Saturday, August 8, 2015

MN Roy

This is half baked information about MN Roy via Osho, the God-man, who is right in saying that in this country Babas can easily exploit the blind belief. In 1920 he had founded Communist Party of India in Tashkent with Indian Mujahirs. Its first convention in India was held in India in 1925 at Kanpur. All those who attended the convention were warranted under what is known as Kanpur conspiracy case. Many were arrested and many went underground. Roy was living in Germany that time but was warranted in absence. He was arrested immediately after landing in India in 1930. By the end of the 19th century militant nationalism under the leadership of the educated youth was gaining ground and became quite pronounced by the time.

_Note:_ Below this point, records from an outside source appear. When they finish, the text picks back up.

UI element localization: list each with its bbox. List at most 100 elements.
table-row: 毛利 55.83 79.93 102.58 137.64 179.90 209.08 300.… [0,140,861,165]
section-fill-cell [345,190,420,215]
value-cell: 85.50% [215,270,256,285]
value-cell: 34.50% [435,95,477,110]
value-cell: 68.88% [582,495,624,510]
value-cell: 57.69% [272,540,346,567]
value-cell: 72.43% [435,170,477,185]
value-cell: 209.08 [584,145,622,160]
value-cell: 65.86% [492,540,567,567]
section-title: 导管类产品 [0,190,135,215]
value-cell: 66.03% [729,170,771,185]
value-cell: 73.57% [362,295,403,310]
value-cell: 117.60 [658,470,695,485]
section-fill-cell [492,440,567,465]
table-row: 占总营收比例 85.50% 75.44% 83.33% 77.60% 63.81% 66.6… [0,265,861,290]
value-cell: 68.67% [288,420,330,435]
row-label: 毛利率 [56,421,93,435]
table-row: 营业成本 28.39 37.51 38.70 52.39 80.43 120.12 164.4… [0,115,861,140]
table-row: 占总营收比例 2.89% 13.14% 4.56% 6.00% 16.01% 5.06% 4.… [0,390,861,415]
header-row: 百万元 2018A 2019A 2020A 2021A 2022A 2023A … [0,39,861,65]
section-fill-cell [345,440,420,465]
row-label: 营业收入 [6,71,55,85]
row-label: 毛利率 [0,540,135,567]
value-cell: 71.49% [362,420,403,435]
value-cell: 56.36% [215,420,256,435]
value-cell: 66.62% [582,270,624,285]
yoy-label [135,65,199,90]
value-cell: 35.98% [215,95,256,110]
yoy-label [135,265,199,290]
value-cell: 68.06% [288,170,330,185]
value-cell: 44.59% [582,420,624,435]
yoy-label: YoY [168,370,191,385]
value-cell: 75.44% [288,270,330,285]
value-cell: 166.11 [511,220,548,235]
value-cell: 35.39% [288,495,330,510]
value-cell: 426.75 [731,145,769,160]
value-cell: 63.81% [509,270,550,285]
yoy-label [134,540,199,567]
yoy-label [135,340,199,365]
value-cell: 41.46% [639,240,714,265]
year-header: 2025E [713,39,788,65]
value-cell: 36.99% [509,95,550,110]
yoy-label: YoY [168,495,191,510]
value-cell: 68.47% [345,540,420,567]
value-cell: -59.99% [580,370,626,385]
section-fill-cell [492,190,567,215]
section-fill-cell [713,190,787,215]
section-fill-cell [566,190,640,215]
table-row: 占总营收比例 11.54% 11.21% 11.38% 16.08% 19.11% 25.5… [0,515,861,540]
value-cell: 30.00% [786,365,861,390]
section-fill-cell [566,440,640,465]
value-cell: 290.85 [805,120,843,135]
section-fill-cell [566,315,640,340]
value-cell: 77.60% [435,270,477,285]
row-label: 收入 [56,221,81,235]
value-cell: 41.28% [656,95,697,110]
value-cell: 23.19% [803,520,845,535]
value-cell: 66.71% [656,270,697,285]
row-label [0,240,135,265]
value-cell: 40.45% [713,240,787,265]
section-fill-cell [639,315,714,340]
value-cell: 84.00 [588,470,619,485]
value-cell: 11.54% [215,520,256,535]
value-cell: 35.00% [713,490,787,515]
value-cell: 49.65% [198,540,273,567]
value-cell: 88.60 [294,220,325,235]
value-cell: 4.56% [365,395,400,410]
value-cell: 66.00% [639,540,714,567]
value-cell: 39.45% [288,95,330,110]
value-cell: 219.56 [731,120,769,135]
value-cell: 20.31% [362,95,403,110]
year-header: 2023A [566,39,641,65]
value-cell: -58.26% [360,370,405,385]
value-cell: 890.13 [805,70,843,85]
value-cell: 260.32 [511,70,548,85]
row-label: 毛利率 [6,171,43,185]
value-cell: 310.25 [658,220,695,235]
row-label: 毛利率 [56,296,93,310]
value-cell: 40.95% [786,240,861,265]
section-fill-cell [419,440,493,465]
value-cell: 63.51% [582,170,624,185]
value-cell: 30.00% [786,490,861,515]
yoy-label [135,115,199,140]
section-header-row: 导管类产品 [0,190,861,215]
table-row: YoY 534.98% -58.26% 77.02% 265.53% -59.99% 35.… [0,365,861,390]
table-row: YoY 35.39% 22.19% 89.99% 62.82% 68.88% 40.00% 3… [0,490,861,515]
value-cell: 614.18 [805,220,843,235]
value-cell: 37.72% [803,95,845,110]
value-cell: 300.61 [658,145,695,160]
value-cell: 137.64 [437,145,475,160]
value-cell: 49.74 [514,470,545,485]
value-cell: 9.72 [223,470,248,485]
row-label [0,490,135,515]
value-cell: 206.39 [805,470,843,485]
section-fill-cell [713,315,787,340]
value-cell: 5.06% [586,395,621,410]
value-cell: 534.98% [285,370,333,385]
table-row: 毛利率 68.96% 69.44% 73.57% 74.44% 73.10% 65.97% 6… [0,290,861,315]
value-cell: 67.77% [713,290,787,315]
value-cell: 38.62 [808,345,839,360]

MN Roy whose birth name was Narenranath Bhattacharya, after getting rusticated from the school for organizing a meeting against the partition of the Bengal in 1905. He moved to Calcutta and formed a freethinker group and subsequently joined Anushilan, an underground group committed to liberate the country by armed means. Bhattacharya was entrusted to procure arms and money from kaiser Wilhem's Germany at odds with Britain. He set out for it could not procure the arms but through a circuitous route - Andaman-Indonesia-Japan-korea -- reached San Francisco and then to New York city. In US he met Evelyn Trent, a Marxist fell in love with her and they subsequently married. He along with Evelyn participated in the foundation of Mexican Communist Party and represented it in the 2nd Congress of the Comintern (Communist International). He was entrusted by Lenin to pepare a thesis on national and colonial question and came up with an unrealistic draft, though an alternative to Lenin's more realistic assessment of colonial state and nationalistic movements, yet it was accepted as supplementary thesis. Roy's line was adopted by the 6th congress of the Comintern but in the same congress Roy was expelled from it. Indian communists became divided between followers of Comintern and the Royists. Roy subsequently became a radical humanist.